IDDE is another topological descriptor that measures the complexity of the molecule in terms of the diversity of elements that includes in its chemical structure, such as the type of atoms, bonds, cycles, etc. The Topological Distance matrix (D), introduced by Harary in the 1960s, accounts for the ‘‘through bond’’ interactions of atoms in molecules; descriptor IDDE characterizes the distribution of the topological distances in each chemical graph (31). The positive coefficient of IDDE suggests that high value of topological distances can lead to increased activity of a compound.

Mor11m

Mor11m is a 3D-MoRSE (“Molecule Representation of Structures based on Electron diffraction”) descriptor that is a representation of the three-dimensional structure of a molecule (32). The 3D-MoRSE descriptors were proposed based on electron diffraction studies which are used to prepare theoretical scattering curves (33). The Mor11m has a positive sign, which indicates that the activity value is directly related to this descriptor. Hence, it is concluded that increasing the value of this descriptor causes an increase of anti-HIV activity.

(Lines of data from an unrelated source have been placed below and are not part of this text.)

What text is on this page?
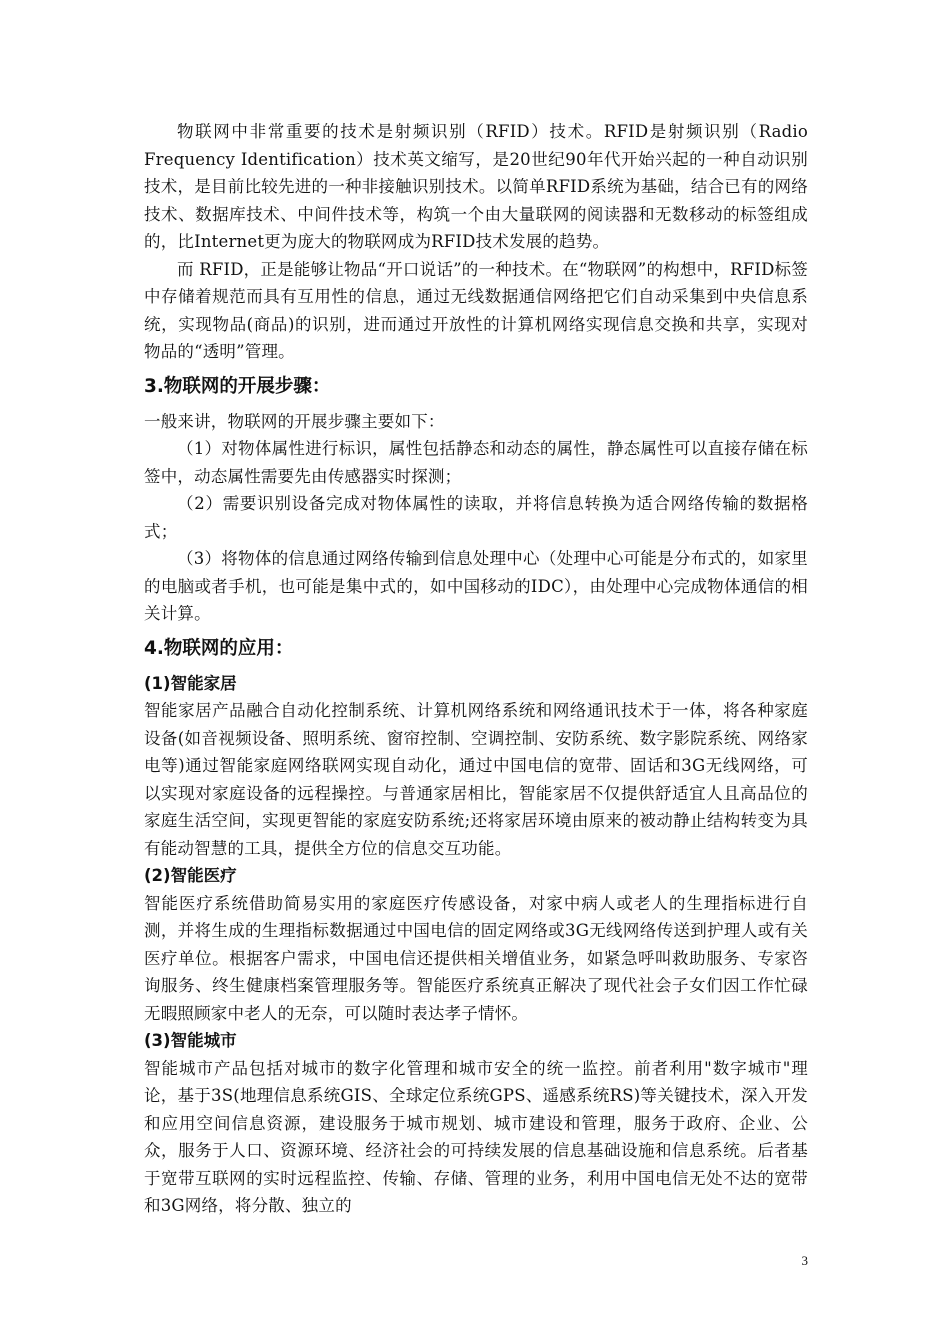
物联网中非常重要的技术是射频识别（RFID）技术。RFID是射频识别（Radio Frequency Identification）技术英文缩写，是20世纪90年代开始兴起的一种自动识别技术，是目前比较先进的一种非接触识别技术。以简单RFID系统为基础，结合已有的网络技术、数据库技术、中间件技术等，构筑一个由大量联网的阅读器和无数移动的标签组成的，比Internet更为庞大的物联网成为RFID技术发展的趋势。

而 RFID，正是能够让物品“开口说话”的一种技术。在“物联网”的构想中，RFID标签中存储着规范而具有互用性的信息，通过无线数据通信网络把它们自动采集到中央信息系统，实现物品(商品)的识别，进而通过开放性的计算机网络实现信息交换和共享，实现对物品的“透明”管理。

3.物联网的开展步骤：

一般来讲，物联网的开展步骤主要如下：

（1）对物体属性进行标识，属性包括静态和动态的属性，静态属性可以直接存储在标签中，动态属性需要先由传感器实时探测；

（2）需要识别设备完成对物体属性的读取，并将信息转换为适合网络传输的数据格式；

（3）将物体的信息通过网络传输到信息处理中心（处理中心可能是分布式的，如家里的电脑或者手机，也可能是集中式的，如中国移动的IDC），由处理中心完成物体通信的相关计算。

4.物联网的应用：
(1)智能家居

智能家居产品融合自动化控制系统、计算机网络系统和网络通讯技术于一体，将各种家庭设备(如音视频设备、照明系统、窗帘控制、空调控制、安防系统、数字影院系统、网络家电等)通过智能家庭网络联网实现自动化，通过中国电信的宽带、固话和3G无线网络，可以实现对家庭设备的远程操控。与普通家居相比，智能家居不仅提供舒适宜人且高品位的家庭生活空间，实现更智能的家庭安防系统;还将家居环境由原来的被动静止结构转变为具有能动智慧的工具，提供全方位的信息交互功能。

(2)智能医疗

智能医疗系统借助简易实用的家庭医疗传感设备，对家中病人或老人的生理指标进行自测，并将生成的生理指标数据通过中国电信的固定网络或3G无线网络传送到护理人或有关医疗单位。根据客户需求，中国电信还提供相关增值业务，如紧急呼叫救助服务、专家咨询服务、终生健康档案管理服务等。智能医疗系统真正解决了现代社会子女们因工作忙碌无暇照顾家中老人的无奈，可以随时表达孝子情怀。

(3)智能城市

智能城市产品包括对城市的数字化管理和城市安全的统一监控。前者利用"数字城市"理论，基于3S(地理信息系统GIS、全球定位系统GPS、遥感系统RS)等关键技术，深入开发和应用空间信息资源，建设服务于城市规划、城市建设和管理，服务于政府、企业、公众，服务于人口、资源环境、经济社会的可持续发展的信息基础设施和信息系统。后者基于宽带互联网的实时远程监控、传输、存储、管理的业务，利用中国电信无处不达的宽带和3G网络，将分散、独立的

3
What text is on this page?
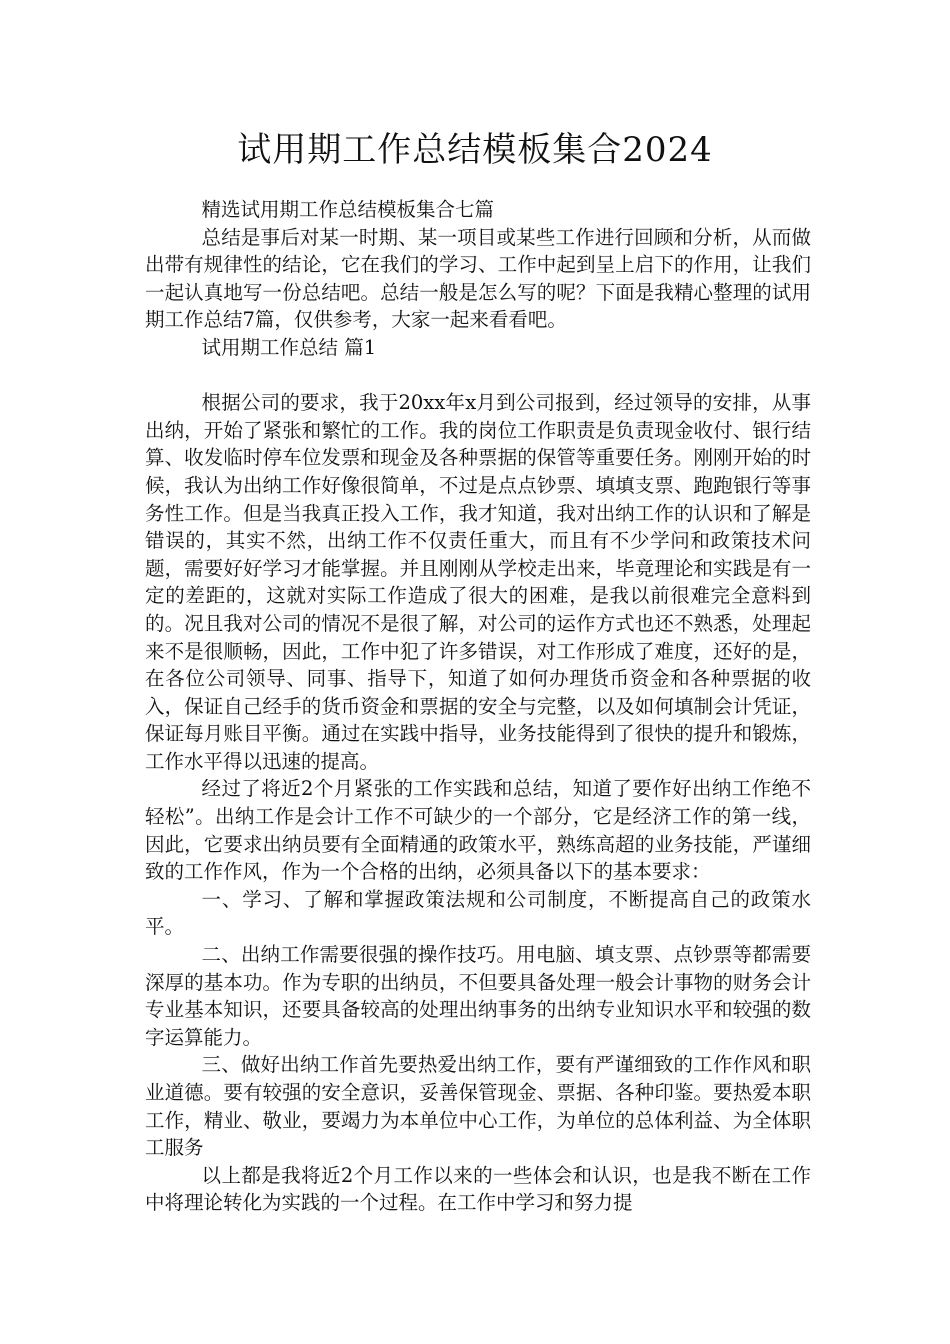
试用期工作总结模板集合2024

精选试用期工作总结模板集合七篇

总结是事后对某一时期、某一项目或某些工作进行回顾和分析，从而做出带有规律性的结论，它在我们的学习、工作中起到呈上启下的作用，让我们一起认真地写一份总结吧。总结一般是怎么写的呢？下面是我精心整理的试用期工作总结7篇，仅供参考，大家一起来看看吧。

试用期工作总结 篇1

根据公司的要求，我于20xx年x月到公司报到，经过领导的安排，从事出纳，开始了紧张和繁忙的工作。我的岗位工作职责是负责现金收付、银行结算、收发临时停车位发票和现金及各种票据的保管等重要任务。刚刚开始的时候，我认为出纳工作好像很简单，不过是点点钞票、填填支票、跑跑银行等事务性工作。但是当我真正投入工作，我才知道，我对出纳工作的认识和了解是错误的，其实不然，出纳工作不仅责任重大，而且有不少学问和政策技术问题，需要好好学习才能掌握。并且刚刚从学校走出来，毕竟理论和实践是有一定的差距的，这就对实际工作造成了很大的困难，是我以前很难完全意料到的。况且我对公司的情况不是很了解，对公司的运作方式也还不熟悉，处理起来不是很顺畅，因此，工作中犯了许多错误，对工作形成了难度，还好的是，在各位公司领导、同事、指导下，知道了如何办理货币资金和各种票据的收入，保证自己经手的货币资金和票据的安全与完整，以及如何填制会计凭证，保证每月账目平衡。通过在实践中指导，业务技能得到了很快的提升和锻炼，工作水平得以迅速的提高。

经过了将近2个月紧张的工作实践和总结，知道了要作好出纳工作绝不轻松”。出纳工作是会计工作不可缺少的一个部分，它是经济工作的第一线，因此，它要求出纳员要有全面精通的政策水平，熟练高超的业务技能，严谨细致的工作作风，作为一个合格的出纳，必须具备以下的基本要求：

一、学习、了解和掌握政策法规和公司制度，不断提高自己的政策水平。

二、出纳工作需要很强的操作技巧。用电脑、填支票、点钞票等都需要深厚的基本功。作为专职的出纳员，不但要具备处理一般会计事物的财务会计专业基本知识，还要具备较高的处理出纳事务的出纳专业知识水平和较强的数字运算能力。

三、做好出纳工作首先要热爱出纳工作，要有严谨细致的工作作风和职业道德。要有较强的安全意识，妥善保管现金、票据、各种印鉴。要热爱本职工作，精业、敬业，要竭力为本单位中心工作，为单位的总体利益、为全体职工服务

以上都是我将近2个月工作以来的一些体会和认识，也是我不断在工作中将理论转化为实践的一个过程。在工作中学习和努力提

Overall, The generated QSAR model indicated that the inhibitory activities of compounds greatly depend upon molecular geometry, complexity and atomic van der Waals Volumes. For example, quinazoline series displayed higher inhibitory activity in comparison to 2-benzoxazolinone and diazocoumarin derivatives because of molecular gemometry and complexity. In addition, introduction of bulky group such as choro instead of fluoro group contributed to the improvement of the activity in some analogues because of larger atomic van der Waals Volume.

Conclusion

QSAR analysis was performed on inhibition rate of HIV p24 expression values of 2-benzoxazolinone, diazocoumarin and quinazoline derivatives by use of the MLR procedure. For each molecule 1444 theoretically derived descriptors were calculated. The best set of calculated descriptors was selected with the stepwise method. The obtained model displayed good statistical power, suggesting significant correlation of molecules with their anti-HIV activities. Based on QSAR model results, molecules geometry, molecules complexity, electron diffraction and van der Waals volumes were found to be important factors controlling the inhibitory activity. Docking analysis also revealed that all compounds fit perfectly in the HIV integrase active site and showed binding modes similar to co-crystallizes ligand. The proposed model and docking data can provide useful vision into some instructions for further designing and synthesizing of new anti-HIV compounds.